Tags: #Historico, Política

23-F, El Rey y su secreto (24 page)

Otro comando de cuatro terroristas, tres hombres y una mujer, asaltó la Jefatura del Sector Aéreo de San Sebastián, apoderándose de diverso armamento. En su huida, hirieron de gravedad al coronel Ramón Gómez Arnáldez, director del aeropuerto de Fuenterrabía, quien se enfrentó a tiros con los terroristas. Pese a ello, el gobierno lo cesaría de inmediato del mando de la Jefatura del Sector Aéreo de Vascongadas. El coronel había advertido a sus jefes en dos ocasiones, y por escrito, del riesgo de un asalto terrorista. El lunes 17, ETA mató al guardia civil Juan García León en Eibar; el miércoles 19 los Grapo asesinaron en Zaragoza al coronel del Ejército del Aire Luis Constante Acín; el viernes fue asesinado otro guardia civil en Tolosa y el jueves 27 de noviembre ETA mató al jefe de la Policía Municipal de San Sebastián, Miguel Garciarena Baraibar, teniente coronel en la reserva.

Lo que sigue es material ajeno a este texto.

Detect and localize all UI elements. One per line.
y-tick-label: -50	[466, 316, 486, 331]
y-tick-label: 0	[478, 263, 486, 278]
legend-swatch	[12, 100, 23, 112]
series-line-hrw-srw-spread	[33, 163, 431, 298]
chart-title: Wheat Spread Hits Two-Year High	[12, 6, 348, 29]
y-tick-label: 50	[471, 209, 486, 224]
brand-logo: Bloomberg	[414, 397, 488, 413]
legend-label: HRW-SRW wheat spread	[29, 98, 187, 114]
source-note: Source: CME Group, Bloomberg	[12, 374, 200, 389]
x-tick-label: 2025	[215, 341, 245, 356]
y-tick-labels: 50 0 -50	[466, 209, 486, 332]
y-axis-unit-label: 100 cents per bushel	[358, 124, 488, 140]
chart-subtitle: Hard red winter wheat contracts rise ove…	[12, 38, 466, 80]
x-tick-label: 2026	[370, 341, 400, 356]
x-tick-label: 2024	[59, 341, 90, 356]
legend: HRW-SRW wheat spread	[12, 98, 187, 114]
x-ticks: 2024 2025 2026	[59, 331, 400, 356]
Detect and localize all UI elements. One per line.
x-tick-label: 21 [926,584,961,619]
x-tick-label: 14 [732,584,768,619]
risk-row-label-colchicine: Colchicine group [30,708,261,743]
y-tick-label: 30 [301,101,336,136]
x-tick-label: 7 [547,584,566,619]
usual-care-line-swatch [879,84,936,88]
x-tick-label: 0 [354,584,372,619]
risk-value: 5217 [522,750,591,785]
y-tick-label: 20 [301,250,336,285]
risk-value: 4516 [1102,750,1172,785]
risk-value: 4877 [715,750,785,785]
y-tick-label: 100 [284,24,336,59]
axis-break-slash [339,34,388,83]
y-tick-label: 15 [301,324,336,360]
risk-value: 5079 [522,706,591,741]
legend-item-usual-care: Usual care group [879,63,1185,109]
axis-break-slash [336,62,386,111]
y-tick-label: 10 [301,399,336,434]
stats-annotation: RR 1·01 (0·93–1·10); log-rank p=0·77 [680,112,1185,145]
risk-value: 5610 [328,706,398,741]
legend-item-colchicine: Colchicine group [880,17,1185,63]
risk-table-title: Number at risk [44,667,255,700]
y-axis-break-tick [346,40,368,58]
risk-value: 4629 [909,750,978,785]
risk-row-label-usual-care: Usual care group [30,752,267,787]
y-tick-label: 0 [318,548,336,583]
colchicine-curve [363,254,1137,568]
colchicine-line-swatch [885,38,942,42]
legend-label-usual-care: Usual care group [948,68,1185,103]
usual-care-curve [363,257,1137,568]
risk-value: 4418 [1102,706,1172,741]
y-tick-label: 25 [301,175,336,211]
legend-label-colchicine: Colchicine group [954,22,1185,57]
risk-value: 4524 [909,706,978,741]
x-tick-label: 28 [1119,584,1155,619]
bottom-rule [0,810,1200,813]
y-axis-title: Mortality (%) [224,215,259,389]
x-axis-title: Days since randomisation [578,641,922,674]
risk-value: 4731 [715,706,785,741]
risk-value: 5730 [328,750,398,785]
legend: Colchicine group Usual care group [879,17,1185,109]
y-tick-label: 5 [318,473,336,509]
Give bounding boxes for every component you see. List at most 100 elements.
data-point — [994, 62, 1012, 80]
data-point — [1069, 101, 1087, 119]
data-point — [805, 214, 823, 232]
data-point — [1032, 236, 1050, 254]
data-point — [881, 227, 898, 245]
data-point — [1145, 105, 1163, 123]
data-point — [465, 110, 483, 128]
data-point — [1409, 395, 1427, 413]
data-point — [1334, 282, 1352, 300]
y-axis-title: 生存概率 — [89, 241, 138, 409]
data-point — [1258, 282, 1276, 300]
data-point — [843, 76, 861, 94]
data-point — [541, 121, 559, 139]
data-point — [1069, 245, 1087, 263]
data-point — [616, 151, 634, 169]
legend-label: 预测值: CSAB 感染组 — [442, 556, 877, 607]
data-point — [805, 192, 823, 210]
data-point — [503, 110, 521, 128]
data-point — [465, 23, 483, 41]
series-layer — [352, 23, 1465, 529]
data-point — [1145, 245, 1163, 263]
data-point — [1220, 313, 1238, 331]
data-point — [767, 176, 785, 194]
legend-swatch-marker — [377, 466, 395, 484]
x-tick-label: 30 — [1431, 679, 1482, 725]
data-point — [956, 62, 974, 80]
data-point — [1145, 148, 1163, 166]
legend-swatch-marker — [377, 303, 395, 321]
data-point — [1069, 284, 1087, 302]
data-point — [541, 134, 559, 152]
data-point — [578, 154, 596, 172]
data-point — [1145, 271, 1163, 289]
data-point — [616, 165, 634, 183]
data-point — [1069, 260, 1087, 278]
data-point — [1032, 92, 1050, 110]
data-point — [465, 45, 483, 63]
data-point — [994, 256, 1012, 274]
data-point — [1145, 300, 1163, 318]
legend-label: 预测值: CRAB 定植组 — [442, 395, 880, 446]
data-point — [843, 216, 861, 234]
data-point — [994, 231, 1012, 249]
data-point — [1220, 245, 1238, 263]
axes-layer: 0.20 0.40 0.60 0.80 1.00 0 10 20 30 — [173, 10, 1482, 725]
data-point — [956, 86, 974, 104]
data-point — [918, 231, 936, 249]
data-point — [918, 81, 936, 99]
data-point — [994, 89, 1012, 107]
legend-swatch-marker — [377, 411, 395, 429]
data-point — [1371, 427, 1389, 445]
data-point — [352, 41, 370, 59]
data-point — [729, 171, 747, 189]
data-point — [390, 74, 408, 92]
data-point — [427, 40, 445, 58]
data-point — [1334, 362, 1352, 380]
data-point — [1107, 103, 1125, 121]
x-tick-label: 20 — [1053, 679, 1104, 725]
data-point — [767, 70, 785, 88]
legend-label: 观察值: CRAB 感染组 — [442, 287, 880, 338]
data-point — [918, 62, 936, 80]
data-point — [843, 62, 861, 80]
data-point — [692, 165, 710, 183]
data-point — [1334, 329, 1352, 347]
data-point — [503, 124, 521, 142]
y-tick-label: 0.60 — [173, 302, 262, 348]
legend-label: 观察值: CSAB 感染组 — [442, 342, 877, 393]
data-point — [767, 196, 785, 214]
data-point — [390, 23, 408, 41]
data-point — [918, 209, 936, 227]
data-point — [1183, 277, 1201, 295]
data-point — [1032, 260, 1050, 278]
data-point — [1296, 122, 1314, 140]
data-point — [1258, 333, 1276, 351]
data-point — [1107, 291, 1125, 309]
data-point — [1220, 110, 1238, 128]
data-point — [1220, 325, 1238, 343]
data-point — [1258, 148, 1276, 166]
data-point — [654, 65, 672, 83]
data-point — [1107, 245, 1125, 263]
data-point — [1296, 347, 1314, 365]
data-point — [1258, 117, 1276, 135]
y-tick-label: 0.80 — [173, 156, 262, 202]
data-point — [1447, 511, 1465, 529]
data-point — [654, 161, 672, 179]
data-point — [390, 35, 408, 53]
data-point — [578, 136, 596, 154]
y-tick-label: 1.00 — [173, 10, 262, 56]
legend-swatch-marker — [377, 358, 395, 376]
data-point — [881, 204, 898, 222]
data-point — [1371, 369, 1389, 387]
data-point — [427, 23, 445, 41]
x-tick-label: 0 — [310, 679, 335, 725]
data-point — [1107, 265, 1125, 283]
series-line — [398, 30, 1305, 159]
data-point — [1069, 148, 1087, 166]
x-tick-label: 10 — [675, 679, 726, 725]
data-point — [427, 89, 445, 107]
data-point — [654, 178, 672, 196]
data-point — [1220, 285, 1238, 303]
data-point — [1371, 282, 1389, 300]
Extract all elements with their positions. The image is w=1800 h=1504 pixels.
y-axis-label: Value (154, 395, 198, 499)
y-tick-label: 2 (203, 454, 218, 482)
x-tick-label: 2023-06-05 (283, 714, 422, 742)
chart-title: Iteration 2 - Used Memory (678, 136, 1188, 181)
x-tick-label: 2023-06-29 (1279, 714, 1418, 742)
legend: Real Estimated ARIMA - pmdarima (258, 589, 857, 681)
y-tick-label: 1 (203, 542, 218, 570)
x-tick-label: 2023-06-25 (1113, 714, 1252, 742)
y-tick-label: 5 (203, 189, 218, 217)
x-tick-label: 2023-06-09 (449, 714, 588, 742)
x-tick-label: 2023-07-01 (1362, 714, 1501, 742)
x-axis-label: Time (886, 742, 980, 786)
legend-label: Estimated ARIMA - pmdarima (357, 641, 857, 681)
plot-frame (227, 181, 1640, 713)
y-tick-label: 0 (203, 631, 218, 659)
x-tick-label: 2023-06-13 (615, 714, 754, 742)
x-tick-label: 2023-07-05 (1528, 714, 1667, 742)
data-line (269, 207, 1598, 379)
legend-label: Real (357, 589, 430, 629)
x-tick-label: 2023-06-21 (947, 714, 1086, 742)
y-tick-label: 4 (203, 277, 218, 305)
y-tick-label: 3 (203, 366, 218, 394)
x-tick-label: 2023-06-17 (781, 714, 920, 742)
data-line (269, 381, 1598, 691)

Ante tal cuadro de horror y muerte, los responsables políticos gubernamentales se perdían en cada ocasión en el consabido ritual de «enérgica condena» y de «exigimos a ETA», que no servía siquiera para tranquilizar sus propias conciencias pusilánimes y cobardes. El ministro del Interior, Juan José Rosón, era uno de los obligados a hacer el correspondiente ritual de condenar sin paliativos tanto aluvión de muerte y violencia. A cada atentado, y siempre con «enérgica firmeza», aseguraba que «ETA está cada día más contra las cuerdas. Estamos ante una ofensiva general de ETA que es un gesto de desesperación». Por su parte, Jesús María Viana, presidente de la UCD vasca, afirmaba que «unidos todos los partidos, vamos a aislar a ETA». Todo esto se decía en 1980. A la postre, no eran más que infames recursos dialécticos persistentes a los que con toda tenacidad se han ido acogiendo los diferentes responsables políticos de cada etapa y en cada momento a lo largo de todos estos años.

El mismo Viana reconocía en octubre de 1980 que «aquí [en el País Vasco] no somos libres, vivimos coaccionados por el terror. Falta la más mínima libertad. Lo que está logrando ETA es matar al pueblo. Va a por todas. Los terroristas quieren calcinar esta tierra. Nos vemos más en los funerales que en las reuniones de partido». El socialista Víctor Manuel Arbeloa, presidente del Parlamento Foral de Navarra, expresaba en un telegrama dirigido a la UCD guipuzcoana, tras un atentado, que «me veo obligado a decir bien alto que basta de funerales, de flores y de discursos; que en Euskadi, por culpa de unos y de otros, ya no se puede vivir, sólo se puede matar impunemente; que esto es un continuo día de difuntos».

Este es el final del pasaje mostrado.